Dershowitz also has been critical of special counsel Robert S. Mueller III, who is investigating Russian interference in the 2016 presidential election and whether actions by Trump and his subordinates constitute efforts to obstruct that investigation.


Appearing on “Fox & Friends” in December, Dershowitz said Mueller had been “sloppy” in conducting the investigation and raised questions about whether the probe was biased against Trump. On “Hannity” in April, Dershowitz said Mueller appeared to be “laundering information to another prosecutorial authority.” Dershowitz was referring to the ongoing investigation by the U.S. Attorney's Office in the Southern District of New York on Michael Cohen, Trump's longtime personal attorney, which was referred to the agency by Mueller.


Dershowitz has earned praise in conservative circles, including from talk host Rush Limbaugh and Trump, of course.

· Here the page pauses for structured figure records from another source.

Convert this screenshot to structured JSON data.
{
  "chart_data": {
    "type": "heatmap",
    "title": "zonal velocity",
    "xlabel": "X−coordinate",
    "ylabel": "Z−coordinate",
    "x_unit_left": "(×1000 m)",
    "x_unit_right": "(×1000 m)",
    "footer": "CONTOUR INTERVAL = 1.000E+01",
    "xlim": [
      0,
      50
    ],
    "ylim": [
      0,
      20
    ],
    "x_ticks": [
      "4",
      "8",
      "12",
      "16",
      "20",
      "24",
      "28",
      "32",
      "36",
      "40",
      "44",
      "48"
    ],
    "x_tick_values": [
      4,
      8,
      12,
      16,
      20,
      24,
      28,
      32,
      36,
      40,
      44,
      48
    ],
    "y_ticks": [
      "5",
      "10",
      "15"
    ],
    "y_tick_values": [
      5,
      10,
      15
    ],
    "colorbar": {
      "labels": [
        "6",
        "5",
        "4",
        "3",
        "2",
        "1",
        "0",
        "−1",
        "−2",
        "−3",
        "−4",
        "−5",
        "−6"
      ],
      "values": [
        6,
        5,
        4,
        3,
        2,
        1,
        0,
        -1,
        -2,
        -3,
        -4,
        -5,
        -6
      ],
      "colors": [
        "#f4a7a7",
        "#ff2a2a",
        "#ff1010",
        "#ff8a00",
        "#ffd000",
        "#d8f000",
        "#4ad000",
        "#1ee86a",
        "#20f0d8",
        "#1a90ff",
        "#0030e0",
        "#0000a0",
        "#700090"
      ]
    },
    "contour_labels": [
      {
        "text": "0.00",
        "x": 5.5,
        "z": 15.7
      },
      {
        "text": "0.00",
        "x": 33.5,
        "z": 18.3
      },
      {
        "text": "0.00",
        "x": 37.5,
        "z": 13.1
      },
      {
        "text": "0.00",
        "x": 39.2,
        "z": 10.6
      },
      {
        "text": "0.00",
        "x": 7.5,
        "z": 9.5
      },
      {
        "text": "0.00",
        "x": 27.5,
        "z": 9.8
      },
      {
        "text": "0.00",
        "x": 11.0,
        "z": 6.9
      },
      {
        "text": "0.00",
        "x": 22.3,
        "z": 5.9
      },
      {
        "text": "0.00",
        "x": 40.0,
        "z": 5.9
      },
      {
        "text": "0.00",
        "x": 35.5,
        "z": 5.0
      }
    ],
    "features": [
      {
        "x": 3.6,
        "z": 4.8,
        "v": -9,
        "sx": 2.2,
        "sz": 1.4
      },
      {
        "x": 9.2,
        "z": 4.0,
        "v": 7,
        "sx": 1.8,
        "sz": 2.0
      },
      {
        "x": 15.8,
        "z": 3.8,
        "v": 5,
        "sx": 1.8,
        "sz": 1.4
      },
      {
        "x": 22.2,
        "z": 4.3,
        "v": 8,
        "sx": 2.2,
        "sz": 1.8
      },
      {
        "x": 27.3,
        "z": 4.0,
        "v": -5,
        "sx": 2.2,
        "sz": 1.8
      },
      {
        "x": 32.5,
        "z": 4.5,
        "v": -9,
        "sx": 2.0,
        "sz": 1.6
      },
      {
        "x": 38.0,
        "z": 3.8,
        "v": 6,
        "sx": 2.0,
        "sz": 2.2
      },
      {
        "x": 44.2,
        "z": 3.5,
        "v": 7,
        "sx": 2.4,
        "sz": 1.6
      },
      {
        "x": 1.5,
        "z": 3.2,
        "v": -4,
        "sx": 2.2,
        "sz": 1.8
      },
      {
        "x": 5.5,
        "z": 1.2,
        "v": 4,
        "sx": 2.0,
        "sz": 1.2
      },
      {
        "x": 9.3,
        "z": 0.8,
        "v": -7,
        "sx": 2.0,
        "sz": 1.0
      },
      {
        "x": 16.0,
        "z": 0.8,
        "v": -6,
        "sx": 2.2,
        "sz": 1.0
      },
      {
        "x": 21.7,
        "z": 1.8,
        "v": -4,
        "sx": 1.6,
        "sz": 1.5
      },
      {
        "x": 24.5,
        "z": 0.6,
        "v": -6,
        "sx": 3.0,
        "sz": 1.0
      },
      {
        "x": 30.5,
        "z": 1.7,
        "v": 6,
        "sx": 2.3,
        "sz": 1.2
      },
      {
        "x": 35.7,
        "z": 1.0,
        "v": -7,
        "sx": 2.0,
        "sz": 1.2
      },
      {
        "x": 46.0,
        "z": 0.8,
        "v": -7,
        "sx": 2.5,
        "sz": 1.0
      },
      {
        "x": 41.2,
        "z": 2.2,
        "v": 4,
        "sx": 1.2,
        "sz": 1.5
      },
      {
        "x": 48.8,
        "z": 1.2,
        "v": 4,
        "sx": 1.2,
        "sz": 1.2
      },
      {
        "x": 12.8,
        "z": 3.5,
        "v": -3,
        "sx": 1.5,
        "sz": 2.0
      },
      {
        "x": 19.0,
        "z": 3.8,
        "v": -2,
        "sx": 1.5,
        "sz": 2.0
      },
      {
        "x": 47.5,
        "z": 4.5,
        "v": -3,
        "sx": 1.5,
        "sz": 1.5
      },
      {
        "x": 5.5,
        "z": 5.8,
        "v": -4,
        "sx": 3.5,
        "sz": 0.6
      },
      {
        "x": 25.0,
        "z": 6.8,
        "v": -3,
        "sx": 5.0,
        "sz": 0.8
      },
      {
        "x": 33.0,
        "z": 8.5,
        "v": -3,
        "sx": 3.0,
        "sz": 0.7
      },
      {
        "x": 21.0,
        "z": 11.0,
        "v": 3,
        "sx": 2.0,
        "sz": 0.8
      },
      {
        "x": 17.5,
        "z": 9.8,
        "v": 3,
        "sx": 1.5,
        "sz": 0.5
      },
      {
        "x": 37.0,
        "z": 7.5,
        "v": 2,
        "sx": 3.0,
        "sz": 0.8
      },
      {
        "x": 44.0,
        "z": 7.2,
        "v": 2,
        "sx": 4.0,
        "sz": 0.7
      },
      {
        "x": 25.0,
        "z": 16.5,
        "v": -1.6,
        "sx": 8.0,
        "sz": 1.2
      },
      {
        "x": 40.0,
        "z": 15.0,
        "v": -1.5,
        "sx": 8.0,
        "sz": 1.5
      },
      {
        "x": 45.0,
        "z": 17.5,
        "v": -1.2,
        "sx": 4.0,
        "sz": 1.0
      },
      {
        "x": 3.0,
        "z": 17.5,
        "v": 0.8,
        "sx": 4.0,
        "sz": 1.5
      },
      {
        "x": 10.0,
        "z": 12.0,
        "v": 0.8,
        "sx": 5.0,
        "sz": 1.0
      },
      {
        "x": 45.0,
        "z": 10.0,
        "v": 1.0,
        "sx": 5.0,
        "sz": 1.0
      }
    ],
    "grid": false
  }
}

But Dershowitz, according to the man himself, has become the subject of scorn in other circles, despite having voted for Clinton and twice for Barack Obama. He reminded people that he had contributed money to the Clinton campaign and had opposed appointing a special counsel to investigate her campaign, he wrote for the Hill.


“But that is not good enough for some of my old friends on Martha's Vineyard,” he wrote. “For them, it is enough that what I have said about the Constitution might help Trump.”

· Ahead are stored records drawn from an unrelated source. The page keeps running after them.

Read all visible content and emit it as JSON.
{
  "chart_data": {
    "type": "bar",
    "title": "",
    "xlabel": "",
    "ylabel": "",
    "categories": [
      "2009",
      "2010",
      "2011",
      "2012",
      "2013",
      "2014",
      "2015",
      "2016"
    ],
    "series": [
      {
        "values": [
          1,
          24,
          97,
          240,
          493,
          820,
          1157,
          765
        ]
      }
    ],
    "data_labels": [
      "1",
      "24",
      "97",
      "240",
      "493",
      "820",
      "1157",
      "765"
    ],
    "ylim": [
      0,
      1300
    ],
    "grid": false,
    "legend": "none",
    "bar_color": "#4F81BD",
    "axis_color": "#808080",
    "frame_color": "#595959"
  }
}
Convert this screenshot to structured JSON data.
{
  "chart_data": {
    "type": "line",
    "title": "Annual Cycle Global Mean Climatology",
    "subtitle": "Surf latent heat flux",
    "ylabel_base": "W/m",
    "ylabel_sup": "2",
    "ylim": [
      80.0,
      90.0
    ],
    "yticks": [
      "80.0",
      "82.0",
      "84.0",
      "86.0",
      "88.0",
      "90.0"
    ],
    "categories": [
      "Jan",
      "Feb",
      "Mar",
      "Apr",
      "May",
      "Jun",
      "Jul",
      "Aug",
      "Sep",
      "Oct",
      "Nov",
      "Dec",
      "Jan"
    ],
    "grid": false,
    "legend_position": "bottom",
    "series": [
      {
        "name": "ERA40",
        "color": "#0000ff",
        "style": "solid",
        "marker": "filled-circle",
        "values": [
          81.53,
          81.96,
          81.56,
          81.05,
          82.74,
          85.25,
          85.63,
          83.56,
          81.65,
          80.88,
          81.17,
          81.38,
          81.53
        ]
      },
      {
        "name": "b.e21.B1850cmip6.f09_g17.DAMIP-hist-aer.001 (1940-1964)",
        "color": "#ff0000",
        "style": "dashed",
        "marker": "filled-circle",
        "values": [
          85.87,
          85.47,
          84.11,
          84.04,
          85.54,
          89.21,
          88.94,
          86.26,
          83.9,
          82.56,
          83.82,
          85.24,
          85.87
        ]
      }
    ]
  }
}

[Jeffrey Toobin to his former professor Alan Dershowitz: ‘What’s happened to you?’]


In a heated exchange on Anderson Cooper's CNN program in March, one of Dershowitz's former students accused the legal professor of “carrying water for Donald Trump.”


“Alan, I don't know what's going on with you,” CNN legal analyst Jeffrey Toobin told his longtime friend and mentor.


“I'm not carrying his water; I'm saying the exact same thing I've said for 50 years,” Dershowitz responded. “And, Jeffrey, you ought to know that. You were my student. The fact that it applies to Trump now rather than applying to Bill Clinton is why people like you have turned against me.”


Dershowitz likened his alleged shunning — on Martha's Vineyard and elsewhere — to McCarthyism in the 1950s, when lawyers who represented suspected Communists were ostracized.


“I wonder if the professor who refuses to listen to anything I have to say also treats his students similarly,” Dershowitz wrote. “Would he listen to a student who actively supported Trump? What about one who simply supported his civil liberties?”


“Silence is not my style. Cowardice is not my philosophy,” he added. “I tend to speak up when I disagree with Republicans, and I intend to speak up when I disagree with Democrats.”


Specifically, he called out Rep. Maxine Waters (D-Calif.), who recently urged people to harass Trump administration officials in public.


“She — like those who shun me on Martha's Vineyard — is part of the problem rather than the solution,” Dershowitz wrote.


Dershowitz's column unleashed a fresh round of counterattacks and mockery on Twitter.


Rep. Ted Lieu (D-Calif.), a vocal critic of Trump, said: “You seem bothered your friends in Martha's Vineyard no longer invite you to nice dinners. I note the @POTUS  you defend has ripped away babies & kids from parents.”


“Lol, poor Alan Dershowitz is getting the side eye at Chilmark General Store,” Eric Boehlert, writer for the liberal Shareblue Media, said referring to a grocery store on Martha's Vineyard.


Responding to his critics, Dershowitz said Tuesday that he is “reveling not whining.”


“I'm proud of taking an unpopular, principled position that gets me shunned by partisan zealots. It's not about me. I couldn't care less about being shunned by such people,” he tweeted. “It's about their unwillingness to engage in dialogue.”


Unwillingness to hear views with which one disagrees, he said, is “a dangerous sign of the times.”